Maria era nata l’8 ottobre 1920 a Radicena, in Calabria. Ancora bambina si trasferì con la famiglia a Milano, come molti in quegli anni, alla ricerca di migliori opportunità. A quindici anni trovò lavoro alla Regia Manifattura Tabacchi e si fidanzò, ma il progetto di matrimonio sfumò presto.
Il rapporto difficile con i genitori e il desiderio di indipendenza portarono Maria ad allontanarsi dalla famiglia. Tentò di costruirsi una carriera come ballerina di varietà, esibendosi in locali minori e vivendo in una pensione di corso Buenos Aires. Un percorso fragile, segnato da precarietà economica e isolamento.

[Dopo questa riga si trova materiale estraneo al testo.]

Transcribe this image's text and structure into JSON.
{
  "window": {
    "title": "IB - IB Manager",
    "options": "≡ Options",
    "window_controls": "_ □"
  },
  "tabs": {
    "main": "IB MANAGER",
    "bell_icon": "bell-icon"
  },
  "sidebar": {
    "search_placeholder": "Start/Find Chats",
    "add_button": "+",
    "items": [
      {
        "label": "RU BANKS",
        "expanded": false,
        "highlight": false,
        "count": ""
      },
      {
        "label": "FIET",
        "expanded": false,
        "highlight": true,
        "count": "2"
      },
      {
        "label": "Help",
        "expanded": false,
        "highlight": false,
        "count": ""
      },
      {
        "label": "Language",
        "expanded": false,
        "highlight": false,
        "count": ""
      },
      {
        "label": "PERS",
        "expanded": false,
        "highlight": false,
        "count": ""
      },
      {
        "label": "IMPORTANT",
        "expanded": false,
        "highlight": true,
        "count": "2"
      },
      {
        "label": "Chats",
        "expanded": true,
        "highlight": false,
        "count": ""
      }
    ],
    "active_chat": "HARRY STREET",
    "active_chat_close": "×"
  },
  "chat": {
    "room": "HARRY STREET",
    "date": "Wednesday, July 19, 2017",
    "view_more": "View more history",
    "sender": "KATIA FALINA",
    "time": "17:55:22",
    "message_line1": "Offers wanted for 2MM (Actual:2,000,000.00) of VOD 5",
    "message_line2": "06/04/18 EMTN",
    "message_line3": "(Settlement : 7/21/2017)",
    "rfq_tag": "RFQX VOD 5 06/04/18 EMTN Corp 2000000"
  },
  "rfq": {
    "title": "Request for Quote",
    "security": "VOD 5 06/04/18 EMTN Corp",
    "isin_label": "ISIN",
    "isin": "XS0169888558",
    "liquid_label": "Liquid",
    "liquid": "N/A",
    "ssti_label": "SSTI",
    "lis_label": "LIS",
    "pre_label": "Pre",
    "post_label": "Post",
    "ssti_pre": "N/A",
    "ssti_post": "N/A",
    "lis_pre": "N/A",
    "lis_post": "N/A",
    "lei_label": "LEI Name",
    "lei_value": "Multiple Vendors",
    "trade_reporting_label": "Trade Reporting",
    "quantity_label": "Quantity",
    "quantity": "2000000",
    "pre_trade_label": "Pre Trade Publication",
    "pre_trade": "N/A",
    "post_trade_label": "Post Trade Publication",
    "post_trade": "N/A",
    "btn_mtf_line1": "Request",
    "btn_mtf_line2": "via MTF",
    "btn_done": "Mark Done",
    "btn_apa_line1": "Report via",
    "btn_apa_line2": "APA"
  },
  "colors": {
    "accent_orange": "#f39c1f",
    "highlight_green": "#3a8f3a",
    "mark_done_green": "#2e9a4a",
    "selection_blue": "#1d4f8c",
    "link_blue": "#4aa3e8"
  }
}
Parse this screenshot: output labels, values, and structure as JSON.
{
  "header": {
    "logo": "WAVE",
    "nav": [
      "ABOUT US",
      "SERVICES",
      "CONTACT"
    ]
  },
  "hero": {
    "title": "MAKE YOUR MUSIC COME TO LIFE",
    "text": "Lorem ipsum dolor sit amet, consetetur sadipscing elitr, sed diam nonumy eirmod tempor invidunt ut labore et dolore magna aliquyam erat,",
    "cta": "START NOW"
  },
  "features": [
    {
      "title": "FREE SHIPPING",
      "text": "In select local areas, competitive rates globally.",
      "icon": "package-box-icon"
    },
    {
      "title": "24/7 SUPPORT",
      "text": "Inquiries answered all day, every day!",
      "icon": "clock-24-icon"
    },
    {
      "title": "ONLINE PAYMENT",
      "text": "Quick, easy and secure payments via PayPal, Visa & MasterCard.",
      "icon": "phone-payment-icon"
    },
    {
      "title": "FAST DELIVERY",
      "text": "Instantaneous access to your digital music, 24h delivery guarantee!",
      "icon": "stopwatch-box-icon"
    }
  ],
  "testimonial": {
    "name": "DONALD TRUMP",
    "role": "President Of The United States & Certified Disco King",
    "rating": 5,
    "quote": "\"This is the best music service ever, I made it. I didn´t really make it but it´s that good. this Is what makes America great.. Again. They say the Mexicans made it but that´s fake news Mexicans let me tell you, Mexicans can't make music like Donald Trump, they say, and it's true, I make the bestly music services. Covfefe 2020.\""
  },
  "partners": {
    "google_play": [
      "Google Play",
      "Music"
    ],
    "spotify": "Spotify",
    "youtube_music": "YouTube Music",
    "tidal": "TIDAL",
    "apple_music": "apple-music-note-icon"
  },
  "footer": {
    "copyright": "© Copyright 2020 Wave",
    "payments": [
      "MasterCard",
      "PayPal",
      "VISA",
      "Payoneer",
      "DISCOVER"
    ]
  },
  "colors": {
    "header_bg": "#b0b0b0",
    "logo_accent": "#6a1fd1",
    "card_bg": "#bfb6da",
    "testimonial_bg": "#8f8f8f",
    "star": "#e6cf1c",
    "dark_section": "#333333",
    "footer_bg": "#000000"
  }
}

L’ingresso nel circuito dello sfruttamento

La svolta arrivò con l’incontro con Luigi Citti, detto “Jimmy”, animatore in un locale notturno. Attraverso di lui Maria conobbe Carlo Soresi, che si presentava come impresario ma che, di fatto, la introdusse nel mondo della prostituzione.
Da quel momento la giovane iniziò a spostarsi tra Torino, Firenze, Milano e le zone lungo l’Olona, vendendo il proprio corpo per sopravvivere. Nonostante tutto, continuava a mettere da parte piccoli risparmi con un obiettivo semplice e concreto: aprire un negozio e provare a ricominciare. Dentro di sé, il sogno della danza non si era mai spento.

La scomparsa e un’indagine senza risposte

La mattina del 28 gennaio 1953, dopo una serata trascorsa con Jimmy e un’amica, Maria sparì. Il giorno successivo venne ritrovata morta nel fiume. La polizia avviò un’indagine imponente, arrivando a interrogare quasi duemila persone.
I sospetti si concentrarono proprio su Jimmy e su Soresi, ma nessuna prova concreta emerse a loro carico. Entrambi furono scagionati. Le ipotesi spaziarono da un regolamento di conti a dinamiche legate al mondo dello sfruttamento, ma il caso rimase irrisolto. L’omicidio di Maria Boccuzzi entrò così nella lista dei grandi misteri della Milano del dopoguerra.

Il legame con “La canzone di Marinella”

Nel 1964 Fabrizio De André compose La canzone di Marinella, trasformando quella morte violenta in una ballata dolce e struggente. Nella versione poetica del cantautore, la ragazza non viene uccisa da colpi di pistola, ma scivola nel fiume e “vola in cielo su una stella”.
De André non confermò mai esplicitamente il riferimento diretto a Maria Boccuzzi, ma il parallelismo è evidente. Nel 2012 lo psicologo Roberto Argenta ha ricostruito la vicenda nel libro Storia di Marinella… quella vera, riportando alla luce i dettagli del caso e il legame con la celebre canzone.

Una memoria che resiste al silenzio

Grazie alla musica e alle successive ricostruzioni, Maria Boccuzzi non è rimasta soltanto un nome negli archivi giudiziari. È diventata il simbolo di una generazione di donne fragili, spesso invisibili, intrappolate in contesti di violenza e sfruttamento.
Il suo assassinio resta senza colpevoli, ma la sua storia continua a vivere nelle note di De André, che le ha restituito una dignità poetica che la realtà le aveva negato. Una morte senza giustizia, trasformata in arte, che ancora oggi interroga la coscienza collettiva.